Pope John XXIII, the visionary Secular Franciscan who called the Council, declared the restoration of unity among Christians to be -"one of the principal concerns of the Council"-, and though this unity is not yet in sight, we as Secular Franciscan co-bearers of the responsibility for the spreading of the kingdom would do well to pause occasionally and ask ourselves if we have done what we are able to do in all the areas where we can be expected to be active. While the SFO has made reasonable - and sometimes even impressive - efforts in the area of social care, justice and ecology, ecumenism seems to be one of the areas where, with local exceptions, we as an order have not got very far. This was revealed clearly in the reaction of some countries to the document of the previous Presidency concerning associate membership of our order. The reaction seemed to be characterized by fear more than anything else, and since fear is nourished by lack of information and knowledge, the Presidency has decided to present the theme of ecumenism in a couple of brief studies in the Bulletin.

The present article will deal with the Lutheran Church (in some countries called the Evangelical Church, a name, however, which in other countries covers another ecclesial reality). This Church has been chosen for the first article because it is the first of the Reformation churches. The article in no way claims to exhaust the subject, but is intended only to present in brief the state of the official dialogue between the Lutheran Church and the Roman Catholic Church and in addition to offer some reflections on Lutheran and Roman Catholic (RC) ways of thought and modes of believing. For it is a fact that the theological questions, which are dealt with in the official dialogue, are not necessarily the most important issues for the ordinary believer's sense of differences between the two churches.

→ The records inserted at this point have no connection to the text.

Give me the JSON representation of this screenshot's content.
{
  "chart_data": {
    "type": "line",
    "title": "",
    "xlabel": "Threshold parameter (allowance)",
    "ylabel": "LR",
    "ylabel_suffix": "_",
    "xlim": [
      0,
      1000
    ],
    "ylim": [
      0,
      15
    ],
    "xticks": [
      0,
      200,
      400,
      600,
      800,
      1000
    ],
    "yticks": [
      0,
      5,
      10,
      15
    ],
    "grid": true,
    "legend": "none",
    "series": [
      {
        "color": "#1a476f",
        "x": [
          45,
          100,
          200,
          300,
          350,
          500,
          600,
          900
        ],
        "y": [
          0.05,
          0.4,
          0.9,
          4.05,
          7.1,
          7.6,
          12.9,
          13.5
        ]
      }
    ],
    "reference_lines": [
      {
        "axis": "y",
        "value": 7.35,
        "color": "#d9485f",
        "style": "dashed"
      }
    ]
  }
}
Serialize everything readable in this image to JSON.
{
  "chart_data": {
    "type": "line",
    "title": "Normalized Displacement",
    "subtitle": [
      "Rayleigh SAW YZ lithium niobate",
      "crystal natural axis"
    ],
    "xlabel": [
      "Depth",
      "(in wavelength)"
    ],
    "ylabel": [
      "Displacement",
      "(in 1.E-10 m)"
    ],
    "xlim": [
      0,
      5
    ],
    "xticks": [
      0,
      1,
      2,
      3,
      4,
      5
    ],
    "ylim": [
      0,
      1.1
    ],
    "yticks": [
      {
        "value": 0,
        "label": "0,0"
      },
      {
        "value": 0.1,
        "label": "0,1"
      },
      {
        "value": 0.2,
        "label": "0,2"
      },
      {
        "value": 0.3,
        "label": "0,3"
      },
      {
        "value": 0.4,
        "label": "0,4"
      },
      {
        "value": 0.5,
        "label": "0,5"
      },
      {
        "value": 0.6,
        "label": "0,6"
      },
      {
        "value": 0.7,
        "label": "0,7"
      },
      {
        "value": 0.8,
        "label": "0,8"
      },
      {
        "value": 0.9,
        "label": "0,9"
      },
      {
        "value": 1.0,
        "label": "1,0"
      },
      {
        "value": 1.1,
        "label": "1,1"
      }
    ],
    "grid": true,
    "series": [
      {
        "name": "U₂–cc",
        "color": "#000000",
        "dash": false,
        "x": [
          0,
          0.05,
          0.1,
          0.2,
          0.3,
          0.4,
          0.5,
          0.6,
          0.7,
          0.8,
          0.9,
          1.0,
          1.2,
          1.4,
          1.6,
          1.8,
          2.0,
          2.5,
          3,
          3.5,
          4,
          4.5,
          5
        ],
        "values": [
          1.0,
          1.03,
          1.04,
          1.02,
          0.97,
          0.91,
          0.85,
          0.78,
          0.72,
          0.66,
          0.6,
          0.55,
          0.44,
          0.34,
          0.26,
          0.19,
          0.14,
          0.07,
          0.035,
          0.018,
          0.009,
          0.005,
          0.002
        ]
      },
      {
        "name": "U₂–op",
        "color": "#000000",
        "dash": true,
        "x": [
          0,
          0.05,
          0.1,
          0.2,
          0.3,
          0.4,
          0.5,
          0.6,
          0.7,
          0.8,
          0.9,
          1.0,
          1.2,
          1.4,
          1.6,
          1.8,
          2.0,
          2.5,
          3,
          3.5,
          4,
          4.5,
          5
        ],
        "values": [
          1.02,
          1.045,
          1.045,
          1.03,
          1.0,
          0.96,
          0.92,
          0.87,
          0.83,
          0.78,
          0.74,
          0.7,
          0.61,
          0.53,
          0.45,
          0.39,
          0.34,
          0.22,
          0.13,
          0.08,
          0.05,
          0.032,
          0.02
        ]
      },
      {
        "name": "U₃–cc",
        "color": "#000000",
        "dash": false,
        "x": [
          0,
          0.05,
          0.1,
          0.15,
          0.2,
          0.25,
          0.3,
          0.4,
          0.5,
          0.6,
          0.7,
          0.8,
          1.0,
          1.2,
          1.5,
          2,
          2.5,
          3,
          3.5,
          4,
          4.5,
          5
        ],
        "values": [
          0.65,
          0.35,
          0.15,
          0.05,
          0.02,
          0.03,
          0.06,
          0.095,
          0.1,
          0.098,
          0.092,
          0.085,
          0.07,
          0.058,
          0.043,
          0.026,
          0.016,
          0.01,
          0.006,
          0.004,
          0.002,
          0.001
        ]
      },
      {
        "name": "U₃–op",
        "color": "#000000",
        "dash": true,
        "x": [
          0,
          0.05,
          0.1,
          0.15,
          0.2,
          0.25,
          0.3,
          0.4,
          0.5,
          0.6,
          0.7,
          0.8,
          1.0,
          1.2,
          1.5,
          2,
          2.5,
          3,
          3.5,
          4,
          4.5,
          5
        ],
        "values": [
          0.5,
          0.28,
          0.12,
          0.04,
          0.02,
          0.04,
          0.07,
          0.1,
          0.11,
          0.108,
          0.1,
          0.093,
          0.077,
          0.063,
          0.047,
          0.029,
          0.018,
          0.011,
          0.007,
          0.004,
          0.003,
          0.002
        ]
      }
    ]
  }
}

The Vatican Council and Roman Catholic ecumenical work

While the Protestant churches have been involved in ecumenical work on an official level at least since the founding of the World Council of Churches (WCC) in 1948, the ecumenical work proper of the Catholic Church is a direct outcome of the Second Vatican Council. In fact, the official acknowledgment of other denominations as churches and therefore potential partners in an ecumenical dialogue dates from this time. There had of course been pioneers in the ecumenical field, notably in France, but it was Pope John XXIII's initiative in 1964 of establishing the Secretariat for Christian Unity, (led by the dynamic Cardinal Bea - one of the pioneers of the Council) which set the official RC ecumenical effort in motion.